Unfortunately, history has not served him well, and he is remembered as at worst a tyrant and at best a fool whose blunder caused the final breakdown of all that remained of Roman rule in Britain.

Whether this image is a true one is no longer easy to say with any certainty. For what happened next in the history of the war-torn island is crucial and at Vortigern’s door, one way or the other, the blame must be laid.

When the ‘call for help’ sent to Aetius elicited no response, Vortigern (or someone with similar responsibilities and authority) called in a group of Saxon federati to help. It is possible that these were already settled in part of southern Britain (probably Kent) or that they were a remnant of one of the old Roman legions recruited in Europe years before. Gildas as well as other sources speaks of three shiploads of men under the leadership of a chieftain named Hengist (‘Son of Wodan, “God forbid!” ‘) who were given lands in Kent and Essex as a reward for their services.

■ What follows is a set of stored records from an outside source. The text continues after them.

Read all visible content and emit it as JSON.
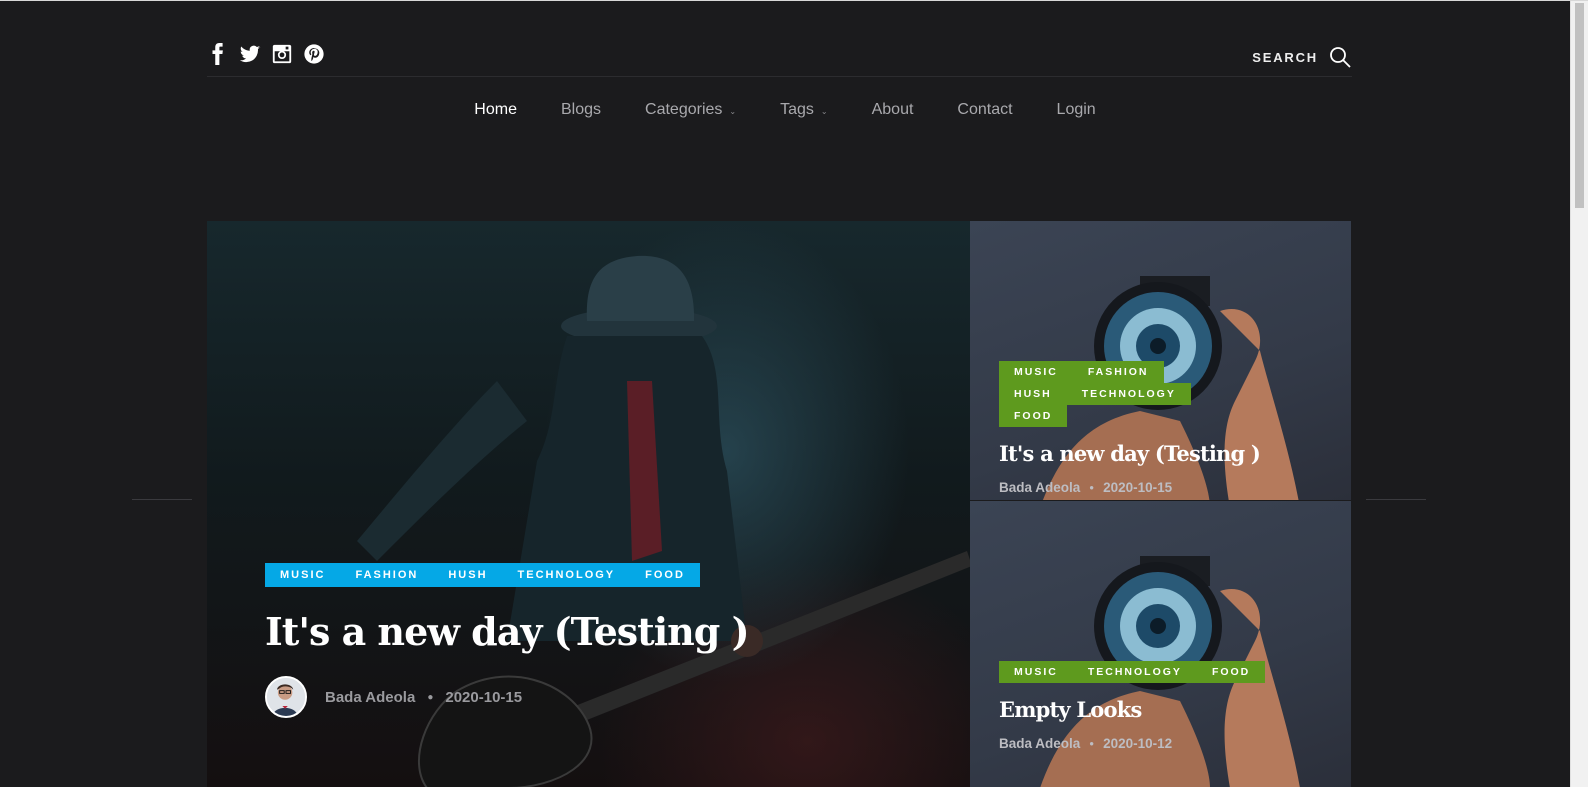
{
  "social": [
    "facebook-icon",
    "twitter-icon",
    "instagram-icon",
    "pinterest-icon"
  ],
  "search": {
    "label": "SEARCH",
    "icon": "search-icon"
  },
  "nav": {
    "items": [
      {
        "label": "Home",
        "active": true
      },
      {
        "label": "Blogs"
      },
      {
        "label": "Categories",
        "dropdown": true
      },
      {
        "label": "Tags",
        "dropdown": true
      },
      {
        "label": "About"
      },
      {
        "label": "Contact"
      },
      {
        "label": "Login"
      }
    ]
  },
  "featured": {
    "tags": [
      "MUSIC",
      "FASHION",
      "HUSH",
      "TECHNOLOGY",
      "FOOD"
    ],
    "title": "It's a new day (Testing )",
    "author": "Bada Adeola",
    "date": "2020-10-15"
  },
  "cards": [
    {
      "tags": [
        "MUSIC",
        "FASHION",
        "HUSH",
        "TECHNOLOGY",
        "FOOD"
      ],
      "title": "It's a new day (Testing )",
      "author": "Bada Adeola",
      "date": "2020-10-15"
    },
    {
      "tags": [
        "MUSIC",
        "TECHNOLOGY",
        "FOOD"
      ],
      "title": "Empty Looks",
      "author": "Bada Adeola",
      "date": "2020-10-12"
    }
  ],
  "colors": {
    "background": "#1b1b1d",
    "tag_blue": "#05a8e6",
    "tag_green": "#5e9a1e"
  }
}
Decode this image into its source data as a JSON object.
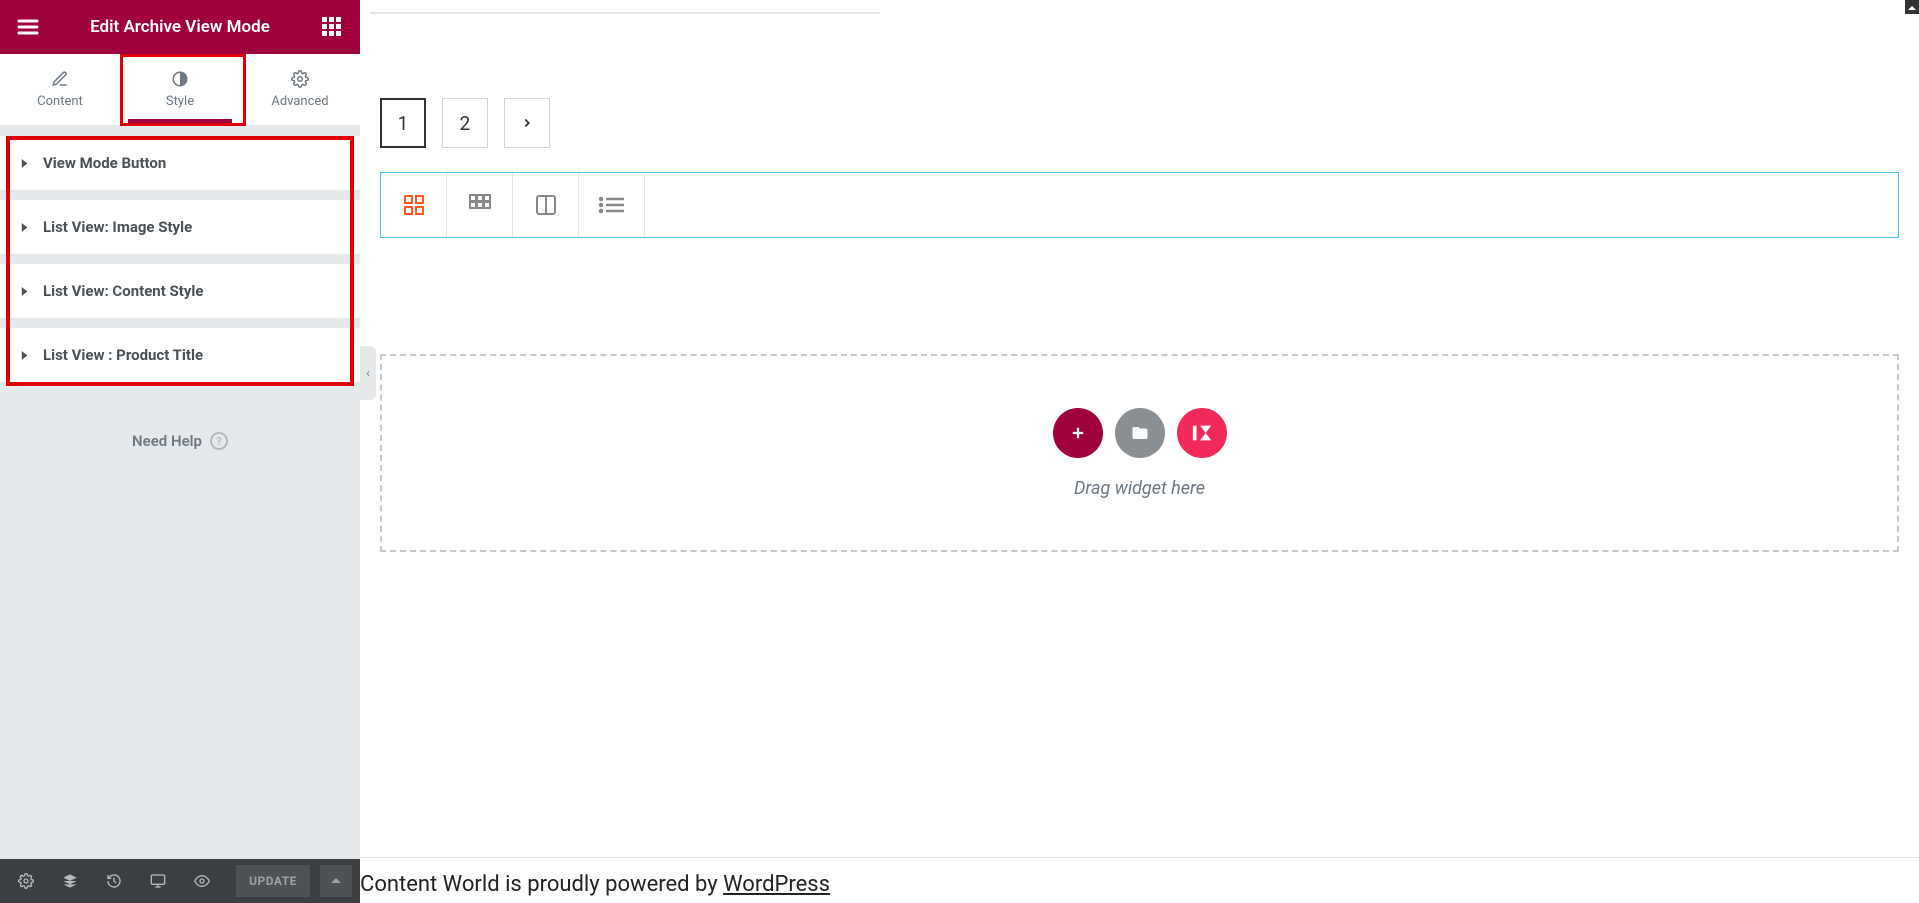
{
  "header": {
    "title": "Edit Archive View Mode"
  },
  "tabs": {
    "content": "Content",
    "style": "Style",
    "advanced": "Advanced"
  },
  "accordion": {
    "items": [
      "View Mode Button",
      "List View: Image Style",
      "List View: Content Style",
      "List View : Product Title"
    ]
  },
  "help": {
    "label": "Need Help"
  },
  "footer": {
    "update": "UPDATE"
  },
  "pagination": {
    "page1": "1",
    "page2": "2"
  },
  "dropzone": {
    "text": "Drag widget here"
  },
  "pageFooter": {
    "prefix": "Content World is proudly powered by ",
    "link": "WordPress"
  }
}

Initially, at least, they were active in aiding the Britons against the Picts, but having once seen the richness of the country they had come to defend (compared with their own sparse holdings along the coast of what is now Holland) they sought lands in which to settle more permanently.

Based on the evidence of Gildas, repeated in Nennius and Bede, we are able to establish a date ofc. 443-4 for the initial advent of Saxon settlers -though these were still confined to the areas ‘gifted’ to them by Vortigern or his like. By 449 they were well established along the western seaboard and Nennius tells us they had taken the Isle of Thanet and were seeking still larger holdings. Nennius also tells us that Hengist saw that he had only simple ‘savages’ to deal with (though the boot could well be said to be on the other foot) and brought another sixteen shiploads (keels) of men to Britain, along with his daughter, with whom Vortigern conveniently ‘fell in love’. In fact, it was probably an arranged deal sealed over several pots of wine. Octa and Ebissa, Hengist’s cousins, were given the whole area beyond the Wall, which they would have to secure for themselves, and this seems to have opened the way to more wide- spread colonization. The Saxons promptly took the Orkneys and attacked the Picts from the north, effectively calling a halt to their attack on Britain for some time to come.

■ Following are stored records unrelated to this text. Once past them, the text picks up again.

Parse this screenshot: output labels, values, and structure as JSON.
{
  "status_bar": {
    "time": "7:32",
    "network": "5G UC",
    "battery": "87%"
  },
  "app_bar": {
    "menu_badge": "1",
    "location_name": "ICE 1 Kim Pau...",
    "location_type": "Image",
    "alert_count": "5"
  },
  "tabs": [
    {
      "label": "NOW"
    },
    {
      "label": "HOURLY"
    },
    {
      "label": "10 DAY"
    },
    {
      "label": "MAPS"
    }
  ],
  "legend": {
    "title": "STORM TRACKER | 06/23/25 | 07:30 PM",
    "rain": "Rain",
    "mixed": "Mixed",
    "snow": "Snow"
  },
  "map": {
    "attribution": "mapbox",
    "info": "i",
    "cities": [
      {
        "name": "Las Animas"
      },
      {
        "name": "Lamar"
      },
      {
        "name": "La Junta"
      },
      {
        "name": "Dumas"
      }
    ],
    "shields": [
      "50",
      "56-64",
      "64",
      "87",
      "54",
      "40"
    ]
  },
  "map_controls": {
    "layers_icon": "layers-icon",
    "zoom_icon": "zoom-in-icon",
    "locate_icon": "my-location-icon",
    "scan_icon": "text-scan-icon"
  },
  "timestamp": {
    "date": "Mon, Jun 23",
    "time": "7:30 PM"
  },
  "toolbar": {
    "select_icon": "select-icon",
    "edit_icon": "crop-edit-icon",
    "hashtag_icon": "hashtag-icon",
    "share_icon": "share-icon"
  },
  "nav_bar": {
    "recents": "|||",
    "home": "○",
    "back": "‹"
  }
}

However, it seemed that by inviting these men from across the sea the British administration had replaced one menace with another. As Bede’s account puts it:

It was not long before such hoards of these alien people vied together to crowd into the island that the natives who had invited them began to live in terror. Then all of a sudden the Angles made an alliance with the Picts, whom by this time they had driven some distance away, and began to turn their arms against their allies. They began by demanding a greater supply of provisions; then, seeking to provoke a quarrel, threatened that unless larger supplies were forthcoming, they would ravage the whole island.

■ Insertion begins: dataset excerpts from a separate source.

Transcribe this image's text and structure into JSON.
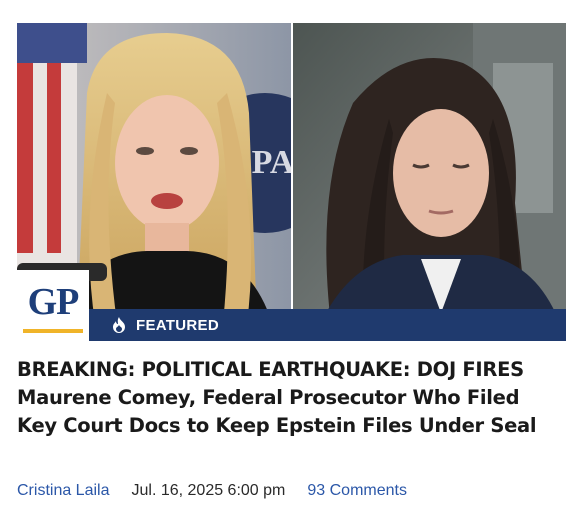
{
  "article": {
    "badge_label": "FEATURED",
    "logo_text": "GP",
    "headline": "BREAKING: POLITICAL EARTHQUAKE: DOJ FIRES Maurene Comey, Federal Prosecutor Who Filed Key Court Docs to Keep Epstein Files Under Seal",
    "author": "Cristina Laila",
    "date": "Jul. 16, 2025 6:00 pm",
    "comments": "93 Comments",
    "background_sign_text": "EPA"
  },
  "colors": {
    "badge_bg": "#1f3a6e",
    "link": "#2b57a8",
    "logo": "#1e3f7a",
    "logo_accent": "#f0b429"
  },
  "icons": {
    "featured": "fire-icon"
  }
}
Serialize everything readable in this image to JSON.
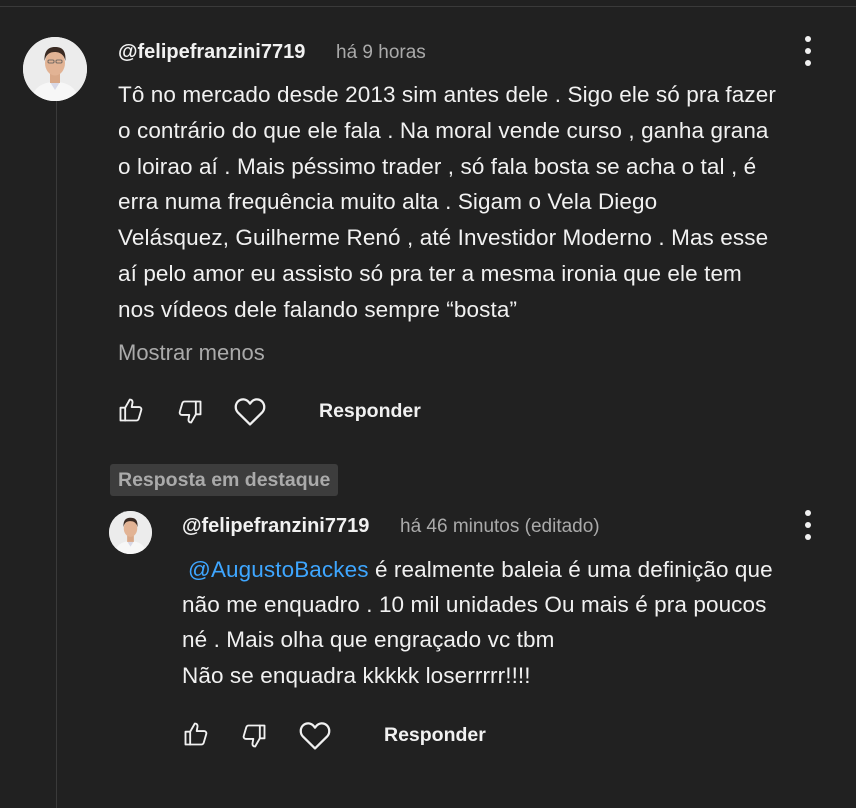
{
  "comment": {
    "author": "@felipefranzini7719",
    "time": "há 9 horas",
    "lines": [
      "Tô no mercado desde 2013 sim antes dele . Sigo ele só pra fazer",
      "o contrário do que ele fala . Na moral vende curso , ganha grana",
      "o loirao aí . Mais péssimo trader , só fala bosta se acha o tal , é",
      "erra numa frequência muito alta .  Sigam o Vela Diego",
      "Velásquez, Guilherme Renó , até Investidor Moderno . Mas esse",
      "aí pelo amor eu assisto só pra ter a mesma ironia que ele tem",
      "nos vídeos dele falando sempre “bosta”"
    ],
    "show_less": "Mostrar menos",
    "reply_label": "Responder"
  },
  "reply": {
    "badge": "Resposta em destaque",
    "author": "@felipefranzini7719",
    "time": "há 46 minutos (editado)",
    "mention": "@AugustoBackes",
    "line1_rest": " é realmente baleia é uma definição que",
    "lines": [
      "não me enquadro . 10 mil unidades  Ou mais é pra poucos",
      "né . Mais olha que engraçado vc tbm",
      "Não se enquadra kkkkk loserrrrr!!!!"
    ],
    "reply_label": "Responder"
  },
  "icons": {
    "like": "thumbs-up-icon",
    "dislike": "thumbs-down-icon",
    "heart": "heart-icon",
    "menu": "more-vertical-icon"
  },
  "colors": {
    "background": "#212121",
    "text": "#f1f1f1",
    "secondary": "#aaaaaa",
    "mention": "#3ea6ff",
    "badge_bg": "#3d3d3d"
  }
}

When they did not get what they wanted (one suspects that Vortigern’s sup- porters baulked at the idea of giving anything more away) ‘they were not slow to carry out their threat’.

In desperation, with his military position weakened and his popularity waning, Vortigern sought to make a new treaty with his ‘allies’. A gathering was arranged at which a hundred British leaders were to meet a similar number of Saxon nobles. Somehow, Vortigern persuaded them to come unarmed as a gesture of good faith; he himself had by then agreed to marry Hengist’s daughter. The result was the terrible episode known as the ‘Night of the Long Knives’, in which the Saxons, having hidden knives in their boots, at a given signal rose up and massacred the Britons, presumably before Vortigern’s horrified gaze.

He himself managed to escape and, pursued by both Saxons and Britons, fled to Wales where he eventually met his death. With his going, any semblance of organisation crumbled almost to nothing. The Saxons were left to run free, marauding through the length and breadth of the land, only a few of the larger fortified towns being able to withstand their onslaught, hurriedly throwing up new defences and recruiting militia from the local areas. By 435 things looked bleak enough to merit the first entry in the Annates Cambriae – ‘days as dark as night’.